Самолет снова набрал высоту, и постепенно горизонт в этом месте Финского залива, где его ширина ненамного превышает семьдесят километров, открывал нашему взгляду свои дальние, белые и синие перспективы. Только бледно-голубая полоса там внизу, слева от нас, обозначала линию побережья Финляндии. Взгляд на некоторое время проникал глубоко внутрь равнин Эстонии, исследовал бесконечные леса елей и берез. Ревель, справа от нас, немного сзади, оказывался завуалированным дымом из дымовых труб его фабрик. Высокие острые башни его дворцов и церквей, покрытые зелеными медными пластинами купола, мачты защемленных между ледовыми зубцами кораблей вдоль мола гавани выделялись из плотной зоны пара, кажется, качались в беспокойном волнистом свете. Насколько хватало глаз, на ледяной равнине моря были видны длинные колонны саней и лыжные патрули, которые стремились к берегу или скользили вдали, в поисках секретов приближающейся ночи.

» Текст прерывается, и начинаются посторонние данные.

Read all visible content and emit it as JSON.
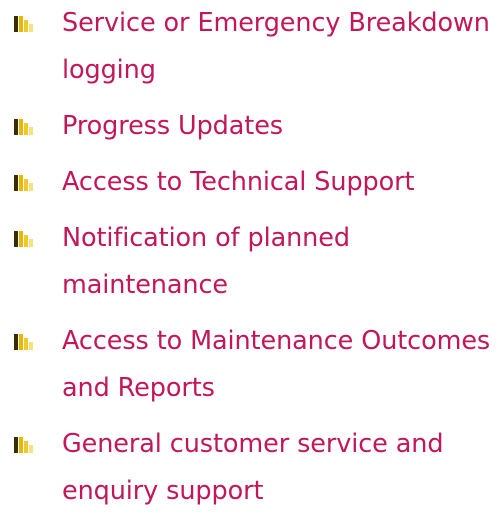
{
  "colors": {
    "text": "#c2185b",
    "bullet_gold": "#e8b800",
    "bullet_dark": "#3a2e00",
    "bullet_light": "#f7e27a"
  },
  "bullet_icon": "square-bullet-icon",
  "items": [
    {
      "label": "Service or Emergency Breakdown logging"
    },
    {
      "label": "Progress Updates"
    },
    {
      "label": "Access to Technical Support"
    },
    {
      "label": "Notification of planned maintenance"
    },
    {
      "label": "Access to Maintenance Outcomes and Reports"
    },
    {
      "label": "General customer service and enquiry support"
    }
  ]
}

Мы были в самой середине Финского залива, вероятно, на высоте трехсот метров над ним, когда солнце исчезло. Это было прекрасное пылающее красным огнем солнце, в жестком, сильном контрасте с нежной пастелью невероятного, ледяного, чистого ландшафта. Как стальной диск циркулярной пилы, который с треском погружается в ствол дерева и исчезает, солнце медленно проникало в жесткую ледовую корку, пока не исчезло. Огромные белые стружки пара поднимались на горизонте. Гигантская долго светящаяся шестерня с красными зубьями стояла на краю неба, пока медленно не погасла. Ландшафт сразу изменился, стал нереальным, отделился от времени и места; он, казалось, расставался с землей и морем, и внезапно я заметил, что мы летим в нежно-голубом прозрачном хрустальном шаре, вдоль широкой плоской дуги. Воздух в этом стеклянном шаре был розовый и голубой, как полость раковины. Шум моторов был таким же, как шум моря в раковине, очень чистый звук, необъятный, мягкий голос. Будь это отблеск кровавой зубчатой шестерни на краю неба, будь это напряженное внимание глаза и усталость от долгого наблюдения, но мне казалось, как будто наш полет кружился по спирали вокруг красной точки на самом крайнем месте неба на востоке, там внизу в конце Финского залива, в направлении Ленинграда.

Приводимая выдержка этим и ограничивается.